L’investissement requis pour un accompagnement juridique sérieux (généralement entre 1 500 et 8 000 € HT selon la complexité du dossier) est sans commune mesure avec les enjeux financiers et juridiques associés à une relation commerciale opaque. Pour les dirigeants confrontés à cette situation, le réflexe doit être clair : formaliser la demande par écrit dès la première difficulté, documenter le refus, et activer rapidement la voie d’action la plus efficace.

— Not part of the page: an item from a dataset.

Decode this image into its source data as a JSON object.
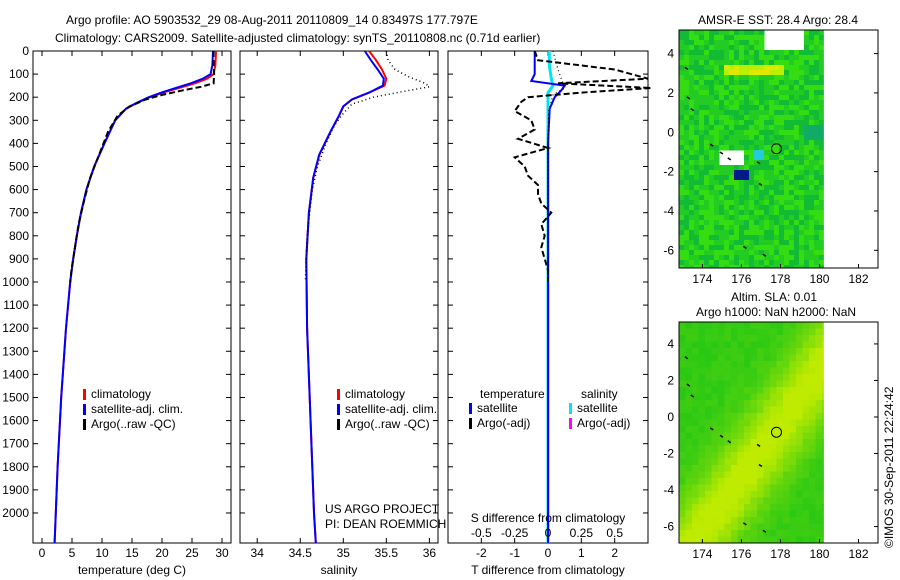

C’est précisément dans la rigueur de cette première démarche que se joue souvent l’issue de la totalité de la relation commerciale.
FAQ — Questions fréquentes
Un fournisseur peut-il refuser de communiquer ses CGV ?
Non, le refus de communiquer les conditions générales de vente est juridiquement interdit lorsque le demandeur les sollicite pour une activité professionnelle. L’article L.441-1 du Code de commerce impose à toute personne exerçant une activité de production, de distribution ou de services qui a établi des CGV de les communiquer à tout acheteur professionnel qui en fait la demande. Cette obligation s’effectue par tout moyen constituant un support durable. Le refus expose le fournisseur à des sanctions administratives prononcées par la DGCCRF pouvant atteindre 75 000 € pour une personne morale.
Comment demander officiellement les CGV à un fournisseur ?
La demande doit être formulée par écrit pour constituer une preuve opposable. Le canal recommandé est la lettre recommandée avec accusé de réception (LRAR), éventuellement doublée d’un e-mail horodaté. Le courrier doit comporter plusieurs mentions essentielles : identification précise du demandeur et de son activité professionnelle, demande explicite de communication des CGV, rappel de l’obligation légale tirée de l’article L.441-1 du Code de commerce, délai raisonnable de réponse (généralement 15 jours). Conservez précieusement la preuve d’envoi et l’accusé de réception.
Quelles sanctions encourt un fournisseur qui refuse de communiquer ses CGV ?
Les sanctions administratives prononcées par la DGCCRF peuvent atteindre 15 000 € pour une personne physique et 75 000 € pour une personne morale (article L.441-1, IV du Code de commerce). Ces montants peuvent être doublés en cas de récidive dans un délai de deux ans. Au-delà de l’amende, le fournisseur s’expose à une publication de la sanction et à un impact réputationnel important. Pour le client lésé, des dommages-intérêts peuvent également être réclamés au titre de la rupture brutale de relations commerciales ou du déséquilibre significatif.
Peut-on saisir directement la DGCCRF en cas de refus de CGV ?
Oui, la saisine de la DGCCRF est une voie efficace et accessible. La plainte peut être déposée en ligne sur SignalConso ou par courrier auprès de la direction départementale compétente. Le dossier doit comporter : la copie de la demande envoyée au fournisseur, la preuve d’envoi (accusé de réception LRAR), le contenu de la réponse refusante ou l’absence de réponse, les éléments de contexte commercial. La DGCCRF dispose de pouvoirs étendus de contrôle, d’enquête et de sanction administrative. Le coût pour l’entreprise est nul puisque la procédure administrative ne nécessite pas obligatoirement un avocat.
Peut-on continuer à acheter sans avoir reçu les CGV ?
Continuer la relation commerciale sans CGV communiquées est juridiquement risqué et stratégiquement déconseillé. Les CGV constituent le socle unique de la négociation commerciale (article L.441-1, III du Code de commerce). Sans elles, le client se trouve dans une situation d’opacité contractuelle qui peut être exploitée par le fournisseur lors de litiges ultérieurs. La meilleure stratégie consiste à conditionner toute nouvelle commande à la communication préalable des CGV, ou à formaliser un contrat ad hoc négocié précisant les conditions essentielles à défaut de CGV.